ABD Suriye İç Savaşını Cenevre Barış Görüşmeleri sürecinde Rusya ile çözmeye çalışır ve Ortadoğu’yu Rusya ile paylaşma fikrini sürdürürken, bugün bu fikri terketmiştir.
Nükleer programına ilişkin elde edilen anlaşmanın nihaî anlaşmaya ulaşması durumunda, ağır yaptırımların iptaliyle İran’ın kendi doğal kaynaklarını kullanacağı, ekonomik olarak ayağa kalkacağı düşünülüyor.
İran’ın etki gücünün artmasıyla birlikte dünya politikasına ekleneceği, bu suretle Ortadoğu’da istikrarın oluşacağı öngörülüyor.
*
Ama şimdi, hele bir “Yemen Sorununu çözelim”, sonra Ortadoğu’daki gücü “Suudi Arabistan ve İran arasında dağıtırız” biçiminde düşünülüyor.
*
Bu çerçevede Ortadoğu’da kimi bölünmeleri göze alınıyor ve Yemen Sorununun halledilmesinden sonra Suudi Arabistan liderliğinde Sünni Arap Ordusu vasıtasıyla, 35. paralel üstünde “güvenli bölge, uçuşa yasak bölge” başlığından barışa yelken açılabileceği hesaplanıyor.

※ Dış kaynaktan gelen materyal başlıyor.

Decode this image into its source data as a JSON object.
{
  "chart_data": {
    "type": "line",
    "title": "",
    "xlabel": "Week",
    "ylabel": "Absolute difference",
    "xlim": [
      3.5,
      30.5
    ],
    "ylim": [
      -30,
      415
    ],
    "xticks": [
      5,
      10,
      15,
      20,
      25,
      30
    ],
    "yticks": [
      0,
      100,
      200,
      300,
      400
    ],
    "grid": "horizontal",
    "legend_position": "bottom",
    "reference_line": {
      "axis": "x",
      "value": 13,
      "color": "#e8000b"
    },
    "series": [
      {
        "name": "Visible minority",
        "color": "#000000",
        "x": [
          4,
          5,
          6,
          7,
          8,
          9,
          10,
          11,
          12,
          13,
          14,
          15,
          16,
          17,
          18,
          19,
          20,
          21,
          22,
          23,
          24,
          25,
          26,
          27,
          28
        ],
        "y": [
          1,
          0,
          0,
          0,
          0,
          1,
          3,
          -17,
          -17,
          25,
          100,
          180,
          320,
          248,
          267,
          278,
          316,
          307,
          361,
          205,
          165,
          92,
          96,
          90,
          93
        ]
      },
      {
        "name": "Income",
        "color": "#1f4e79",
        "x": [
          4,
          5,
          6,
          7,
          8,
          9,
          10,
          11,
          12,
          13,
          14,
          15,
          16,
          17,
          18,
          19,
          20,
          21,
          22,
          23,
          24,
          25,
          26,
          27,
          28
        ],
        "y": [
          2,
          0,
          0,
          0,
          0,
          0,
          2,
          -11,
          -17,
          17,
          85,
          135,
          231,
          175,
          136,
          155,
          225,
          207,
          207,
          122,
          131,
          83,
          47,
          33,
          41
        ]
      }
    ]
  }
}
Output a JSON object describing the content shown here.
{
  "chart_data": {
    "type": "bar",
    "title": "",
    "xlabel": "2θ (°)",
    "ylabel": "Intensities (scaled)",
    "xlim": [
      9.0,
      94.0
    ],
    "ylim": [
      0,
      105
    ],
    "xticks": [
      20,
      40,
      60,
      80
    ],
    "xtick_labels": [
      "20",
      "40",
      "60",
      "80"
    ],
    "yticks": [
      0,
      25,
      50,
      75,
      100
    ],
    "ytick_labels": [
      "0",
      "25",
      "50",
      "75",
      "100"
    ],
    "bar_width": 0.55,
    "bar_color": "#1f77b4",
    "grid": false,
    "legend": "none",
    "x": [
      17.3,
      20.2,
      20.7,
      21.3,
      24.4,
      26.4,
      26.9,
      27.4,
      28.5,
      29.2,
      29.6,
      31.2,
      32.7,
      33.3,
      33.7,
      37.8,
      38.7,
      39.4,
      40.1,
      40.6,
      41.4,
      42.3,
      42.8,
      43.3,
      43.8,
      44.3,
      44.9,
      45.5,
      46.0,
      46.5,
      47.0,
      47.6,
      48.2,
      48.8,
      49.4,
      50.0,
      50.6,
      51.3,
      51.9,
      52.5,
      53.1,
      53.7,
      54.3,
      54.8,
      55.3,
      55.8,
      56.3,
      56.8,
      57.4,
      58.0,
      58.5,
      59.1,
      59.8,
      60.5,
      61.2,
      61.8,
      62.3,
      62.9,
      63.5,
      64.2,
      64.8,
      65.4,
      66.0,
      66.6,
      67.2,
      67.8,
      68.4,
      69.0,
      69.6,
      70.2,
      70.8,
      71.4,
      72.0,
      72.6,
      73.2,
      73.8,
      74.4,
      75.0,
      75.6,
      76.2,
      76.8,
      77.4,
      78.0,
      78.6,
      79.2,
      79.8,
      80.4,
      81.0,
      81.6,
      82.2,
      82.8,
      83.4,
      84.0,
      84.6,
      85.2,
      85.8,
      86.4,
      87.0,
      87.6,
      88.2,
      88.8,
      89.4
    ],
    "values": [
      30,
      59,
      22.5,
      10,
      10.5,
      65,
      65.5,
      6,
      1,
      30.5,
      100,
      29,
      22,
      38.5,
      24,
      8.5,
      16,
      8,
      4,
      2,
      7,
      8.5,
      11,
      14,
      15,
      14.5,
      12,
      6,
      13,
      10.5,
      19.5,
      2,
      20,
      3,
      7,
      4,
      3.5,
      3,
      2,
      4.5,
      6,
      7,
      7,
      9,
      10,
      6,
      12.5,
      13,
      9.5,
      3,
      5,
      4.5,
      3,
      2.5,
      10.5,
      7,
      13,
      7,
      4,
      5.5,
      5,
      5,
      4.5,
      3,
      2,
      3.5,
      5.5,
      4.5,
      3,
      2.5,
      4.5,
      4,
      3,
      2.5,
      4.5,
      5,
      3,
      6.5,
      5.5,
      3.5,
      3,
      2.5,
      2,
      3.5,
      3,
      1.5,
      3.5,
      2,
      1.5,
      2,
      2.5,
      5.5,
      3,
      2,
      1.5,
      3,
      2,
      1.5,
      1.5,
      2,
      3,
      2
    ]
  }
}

Türkiye’nin de bir noktaya kadar bu operasyonun parçası olacağına dair iddialar bulunuyor.
*
Fakat New York’ta İran’ın nükleer programı ile ilgili müzakereler sürerken,
ABD Dışişleri Bakanı J.Kerry, Yemen’de Husileri müzakere masasına çekmek için İran Dışişleri Bakanı M.Cevad Zarif vasıtasıyla Tahran’dan yardım istiyor!
*
Sonra J.Kerry, Suudi Arabistan/Riyad’a geçerek ,Yemen Cumhurbaşkanı A.Mansur Hadi ve Suudi Dışişleri Bakanı El Cubeyr ile görüşüyor,sonra Yemen’de insani yardım amaçlı 5 günlük ateşkes ilan ediliyor.
Kerry, “Eğer Husiler anlaşmaya mutabık kalırsa, ateşkes uygulanacak” derken, Yemen’e kara operasyonu yapılmayacağının da altını çiziyor.

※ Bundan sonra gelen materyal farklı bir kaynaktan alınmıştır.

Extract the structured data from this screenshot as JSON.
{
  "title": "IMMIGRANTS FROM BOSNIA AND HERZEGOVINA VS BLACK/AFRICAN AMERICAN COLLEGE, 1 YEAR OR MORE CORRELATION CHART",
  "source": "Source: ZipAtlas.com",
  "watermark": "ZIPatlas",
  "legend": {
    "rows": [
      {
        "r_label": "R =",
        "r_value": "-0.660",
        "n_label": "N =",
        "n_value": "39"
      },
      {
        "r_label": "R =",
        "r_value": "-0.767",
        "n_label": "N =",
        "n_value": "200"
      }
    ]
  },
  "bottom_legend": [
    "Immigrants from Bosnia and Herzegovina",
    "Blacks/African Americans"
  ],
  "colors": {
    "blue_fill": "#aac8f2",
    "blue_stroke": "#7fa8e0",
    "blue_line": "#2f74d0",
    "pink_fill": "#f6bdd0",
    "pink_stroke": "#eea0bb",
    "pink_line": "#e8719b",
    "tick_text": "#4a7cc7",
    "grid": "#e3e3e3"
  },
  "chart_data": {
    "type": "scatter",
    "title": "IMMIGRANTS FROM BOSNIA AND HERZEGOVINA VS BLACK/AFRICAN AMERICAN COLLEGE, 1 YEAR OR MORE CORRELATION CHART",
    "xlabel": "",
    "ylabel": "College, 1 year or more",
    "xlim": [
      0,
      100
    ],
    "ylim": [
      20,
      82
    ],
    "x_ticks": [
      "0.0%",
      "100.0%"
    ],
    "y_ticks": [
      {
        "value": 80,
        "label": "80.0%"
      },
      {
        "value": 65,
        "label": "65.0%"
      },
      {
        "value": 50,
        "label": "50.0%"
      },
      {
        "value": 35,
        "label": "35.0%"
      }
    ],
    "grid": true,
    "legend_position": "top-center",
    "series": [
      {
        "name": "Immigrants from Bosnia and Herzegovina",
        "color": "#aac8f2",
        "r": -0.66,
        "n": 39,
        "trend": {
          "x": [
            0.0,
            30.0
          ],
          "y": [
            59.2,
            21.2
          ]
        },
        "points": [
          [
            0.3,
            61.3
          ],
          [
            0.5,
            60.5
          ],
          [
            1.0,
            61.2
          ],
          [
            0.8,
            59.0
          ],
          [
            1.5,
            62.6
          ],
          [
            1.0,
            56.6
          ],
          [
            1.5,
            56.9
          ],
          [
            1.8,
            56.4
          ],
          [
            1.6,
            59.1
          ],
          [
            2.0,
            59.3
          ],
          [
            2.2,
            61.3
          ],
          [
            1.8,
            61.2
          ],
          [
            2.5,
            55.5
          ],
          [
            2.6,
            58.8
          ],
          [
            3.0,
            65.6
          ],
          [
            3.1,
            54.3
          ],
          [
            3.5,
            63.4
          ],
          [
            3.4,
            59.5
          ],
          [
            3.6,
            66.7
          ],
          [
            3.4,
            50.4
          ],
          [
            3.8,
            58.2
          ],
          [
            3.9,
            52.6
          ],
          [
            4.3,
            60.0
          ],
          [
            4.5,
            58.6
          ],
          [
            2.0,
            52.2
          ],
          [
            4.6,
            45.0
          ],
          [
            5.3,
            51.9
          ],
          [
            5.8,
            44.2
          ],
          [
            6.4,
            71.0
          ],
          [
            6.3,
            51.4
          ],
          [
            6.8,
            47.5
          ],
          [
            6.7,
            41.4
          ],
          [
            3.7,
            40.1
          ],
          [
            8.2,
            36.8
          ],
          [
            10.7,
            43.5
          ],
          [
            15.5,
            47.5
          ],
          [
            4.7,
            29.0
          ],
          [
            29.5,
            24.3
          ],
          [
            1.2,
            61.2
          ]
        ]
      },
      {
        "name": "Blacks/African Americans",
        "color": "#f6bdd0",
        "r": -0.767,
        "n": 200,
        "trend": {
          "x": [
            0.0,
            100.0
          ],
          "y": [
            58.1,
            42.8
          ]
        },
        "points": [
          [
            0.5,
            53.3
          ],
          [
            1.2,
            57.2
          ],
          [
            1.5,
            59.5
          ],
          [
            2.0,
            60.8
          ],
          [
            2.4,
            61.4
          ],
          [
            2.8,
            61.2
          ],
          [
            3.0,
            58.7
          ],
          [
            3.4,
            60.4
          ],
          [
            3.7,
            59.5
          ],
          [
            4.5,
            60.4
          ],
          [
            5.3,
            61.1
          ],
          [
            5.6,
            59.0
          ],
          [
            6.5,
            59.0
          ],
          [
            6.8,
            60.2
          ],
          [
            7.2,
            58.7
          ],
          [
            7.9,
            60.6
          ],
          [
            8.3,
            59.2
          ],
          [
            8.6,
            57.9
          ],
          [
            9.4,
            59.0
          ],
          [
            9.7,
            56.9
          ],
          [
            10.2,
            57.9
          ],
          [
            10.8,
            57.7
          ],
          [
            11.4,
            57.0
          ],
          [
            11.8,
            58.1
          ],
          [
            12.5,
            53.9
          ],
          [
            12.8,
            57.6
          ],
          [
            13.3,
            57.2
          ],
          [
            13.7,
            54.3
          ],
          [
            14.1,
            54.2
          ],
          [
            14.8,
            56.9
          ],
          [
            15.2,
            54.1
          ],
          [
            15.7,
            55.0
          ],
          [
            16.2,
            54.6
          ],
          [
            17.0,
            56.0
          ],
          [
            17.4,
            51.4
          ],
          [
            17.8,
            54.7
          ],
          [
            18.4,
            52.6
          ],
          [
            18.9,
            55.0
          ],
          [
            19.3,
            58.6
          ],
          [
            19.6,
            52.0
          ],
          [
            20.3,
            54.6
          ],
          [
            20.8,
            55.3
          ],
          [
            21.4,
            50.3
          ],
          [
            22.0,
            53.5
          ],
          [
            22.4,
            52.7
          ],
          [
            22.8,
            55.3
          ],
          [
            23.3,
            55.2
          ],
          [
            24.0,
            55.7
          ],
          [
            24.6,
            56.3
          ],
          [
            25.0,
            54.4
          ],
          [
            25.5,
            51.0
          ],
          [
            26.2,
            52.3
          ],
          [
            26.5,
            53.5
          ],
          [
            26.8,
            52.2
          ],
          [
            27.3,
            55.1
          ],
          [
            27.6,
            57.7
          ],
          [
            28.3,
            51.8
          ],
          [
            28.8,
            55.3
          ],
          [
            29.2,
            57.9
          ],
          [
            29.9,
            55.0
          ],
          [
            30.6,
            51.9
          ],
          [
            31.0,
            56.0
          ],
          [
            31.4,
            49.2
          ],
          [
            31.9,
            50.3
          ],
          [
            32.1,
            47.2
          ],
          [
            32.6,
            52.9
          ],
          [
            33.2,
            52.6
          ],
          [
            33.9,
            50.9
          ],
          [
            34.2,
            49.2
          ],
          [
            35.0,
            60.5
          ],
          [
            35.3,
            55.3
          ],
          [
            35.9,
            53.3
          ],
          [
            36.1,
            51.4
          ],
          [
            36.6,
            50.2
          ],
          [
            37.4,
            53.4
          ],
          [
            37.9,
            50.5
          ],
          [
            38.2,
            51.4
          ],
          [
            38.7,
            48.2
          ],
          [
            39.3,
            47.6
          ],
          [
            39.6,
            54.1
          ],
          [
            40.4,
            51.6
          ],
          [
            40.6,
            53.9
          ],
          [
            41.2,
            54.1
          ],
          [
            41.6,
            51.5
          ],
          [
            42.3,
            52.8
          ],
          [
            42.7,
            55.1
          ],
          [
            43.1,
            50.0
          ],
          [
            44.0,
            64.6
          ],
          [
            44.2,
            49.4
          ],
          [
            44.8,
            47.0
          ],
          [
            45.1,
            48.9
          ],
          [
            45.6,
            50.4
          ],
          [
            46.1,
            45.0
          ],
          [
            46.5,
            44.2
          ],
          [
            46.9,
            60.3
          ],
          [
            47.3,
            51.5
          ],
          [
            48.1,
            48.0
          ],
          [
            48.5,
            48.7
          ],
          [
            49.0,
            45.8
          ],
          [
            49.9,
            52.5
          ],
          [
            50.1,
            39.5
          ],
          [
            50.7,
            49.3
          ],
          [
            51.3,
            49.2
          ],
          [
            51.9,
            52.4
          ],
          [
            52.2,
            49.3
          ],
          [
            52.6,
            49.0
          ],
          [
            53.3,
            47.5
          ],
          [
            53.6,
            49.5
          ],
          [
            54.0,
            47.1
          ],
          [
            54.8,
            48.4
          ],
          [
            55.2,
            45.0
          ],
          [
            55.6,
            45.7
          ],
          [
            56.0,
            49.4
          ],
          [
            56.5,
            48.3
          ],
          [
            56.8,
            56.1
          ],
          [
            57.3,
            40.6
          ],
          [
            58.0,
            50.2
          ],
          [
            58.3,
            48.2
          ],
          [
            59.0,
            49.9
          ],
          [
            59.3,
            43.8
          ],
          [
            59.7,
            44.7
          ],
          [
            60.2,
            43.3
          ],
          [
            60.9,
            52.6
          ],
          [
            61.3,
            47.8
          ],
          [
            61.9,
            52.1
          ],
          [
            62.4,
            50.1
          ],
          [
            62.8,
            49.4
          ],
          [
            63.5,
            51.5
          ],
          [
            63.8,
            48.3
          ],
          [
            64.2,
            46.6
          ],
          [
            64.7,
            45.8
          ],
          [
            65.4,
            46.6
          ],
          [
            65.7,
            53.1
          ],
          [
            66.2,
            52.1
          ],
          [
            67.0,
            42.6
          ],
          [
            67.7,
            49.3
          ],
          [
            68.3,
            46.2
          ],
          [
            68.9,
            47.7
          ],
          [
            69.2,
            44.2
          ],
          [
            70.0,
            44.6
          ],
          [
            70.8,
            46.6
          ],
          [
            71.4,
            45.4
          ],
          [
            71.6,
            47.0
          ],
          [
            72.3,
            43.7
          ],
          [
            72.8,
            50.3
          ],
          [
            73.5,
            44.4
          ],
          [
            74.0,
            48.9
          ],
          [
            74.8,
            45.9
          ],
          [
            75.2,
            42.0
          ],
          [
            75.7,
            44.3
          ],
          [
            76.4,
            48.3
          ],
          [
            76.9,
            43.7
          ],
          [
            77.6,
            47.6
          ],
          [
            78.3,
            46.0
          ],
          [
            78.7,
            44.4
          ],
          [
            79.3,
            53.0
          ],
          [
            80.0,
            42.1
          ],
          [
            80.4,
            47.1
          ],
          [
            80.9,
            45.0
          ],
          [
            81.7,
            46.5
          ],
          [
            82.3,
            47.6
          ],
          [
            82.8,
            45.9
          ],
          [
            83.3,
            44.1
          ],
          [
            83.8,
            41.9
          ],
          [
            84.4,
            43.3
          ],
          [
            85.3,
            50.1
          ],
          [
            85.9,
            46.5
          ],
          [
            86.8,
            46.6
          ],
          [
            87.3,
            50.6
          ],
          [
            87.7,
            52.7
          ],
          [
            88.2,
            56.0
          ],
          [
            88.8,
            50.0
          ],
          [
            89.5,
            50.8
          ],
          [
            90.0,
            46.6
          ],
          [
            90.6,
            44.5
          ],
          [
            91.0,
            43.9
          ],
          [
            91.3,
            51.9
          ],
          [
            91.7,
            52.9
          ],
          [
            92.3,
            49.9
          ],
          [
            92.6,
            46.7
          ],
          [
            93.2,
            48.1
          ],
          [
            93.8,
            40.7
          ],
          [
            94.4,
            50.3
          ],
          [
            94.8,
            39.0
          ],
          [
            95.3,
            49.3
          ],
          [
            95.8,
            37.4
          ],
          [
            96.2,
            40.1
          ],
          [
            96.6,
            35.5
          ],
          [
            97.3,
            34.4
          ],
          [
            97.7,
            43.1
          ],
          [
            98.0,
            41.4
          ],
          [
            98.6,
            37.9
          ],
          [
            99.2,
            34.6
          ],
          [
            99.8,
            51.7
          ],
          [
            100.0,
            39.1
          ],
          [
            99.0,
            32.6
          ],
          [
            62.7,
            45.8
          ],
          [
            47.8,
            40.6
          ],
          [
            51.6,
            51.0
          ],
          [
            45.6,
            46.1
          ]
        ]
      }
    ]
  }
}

“Ne ABD ne de Suudi Arabistan, birbirleriyle Yemen’e kara birlikleri gönderme konusunu konuşuyor” diyor…
*
Peki ne oluyor?
ABD, Ortadoğu’daki gücü Suudi Arabistan ve İran arasında dağıtmanın yolunu açmak üzere,
Önce, Mısır/ Kahire’de düzenlenen Arap Birliği Dışişleri Bakanları Toplantısı’nda,
Sünni Arap ülkelerine karşı güvenlik tehditlerinde hızlı askeri müdahaleyi gerçekleştirmek üzere “Birleşik Arap Gücü” kurulmasına ilişkin kararı aldırmıştır.
*
Kısa süre sonra, Yemen Cumhurbaşkanı Hadi Mansur, Husilerin son zamanda birçok noktada ilerlemeleri, en son Aden’e girmeleriyle birlikte görevinden istifa ediyor ve BM Güvenlik Konseyi ile Fars Körfezi İşbirliği Konseyi’nin askeri kolu Ada Kalkanı Güçlerini müdahalede bulunmaya çağırıyor.

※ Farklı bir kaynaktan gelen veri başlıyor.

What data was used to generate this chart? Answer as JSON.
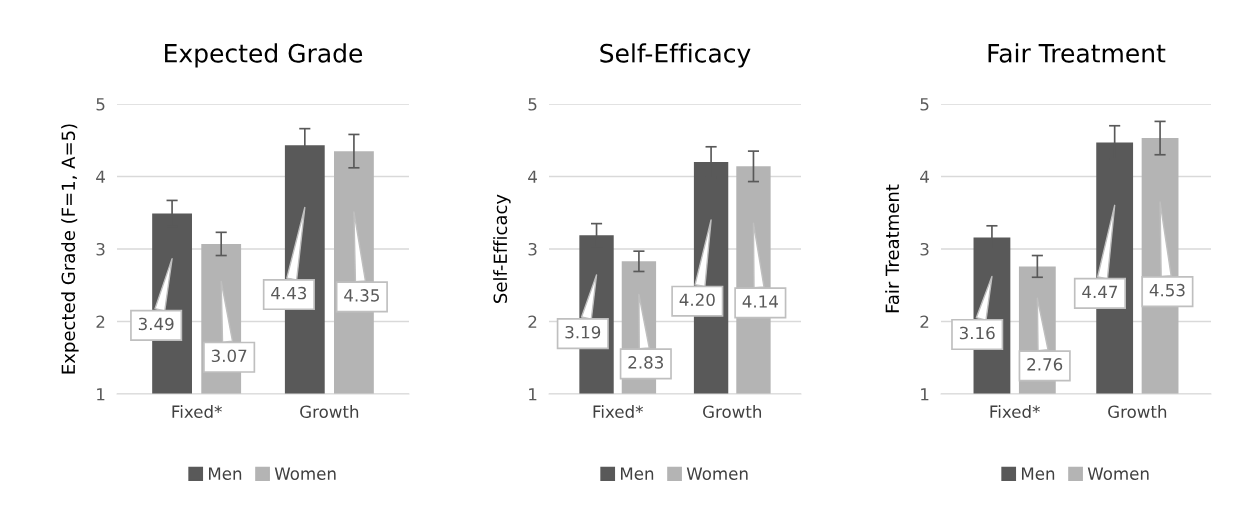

Bu suretle Birleşik Arap Gücü’nün , Suudi Arabistan liderliğinde Bahreyn, Katar, Kuveyt, BAE, Mısır, Sudan, Fas, Ürdün ve Pakistan’ın Yemen’e “Kararlılık Fırtınası” adıyla ortak hava saldırısı düzenlemesinin yolu açılıyor…
*
Çünkü Yemen; Aden Körfezini ve körfezin Kızıldeniz’e açılan Mendeb Boğazını öte yanda Hint Okyanusunun Afrika’ya uzanan şeridinde Afrika ile Asya, Kızıldeniz’den Avrupa’ya tüm deniz yollarını kontrol ediyor.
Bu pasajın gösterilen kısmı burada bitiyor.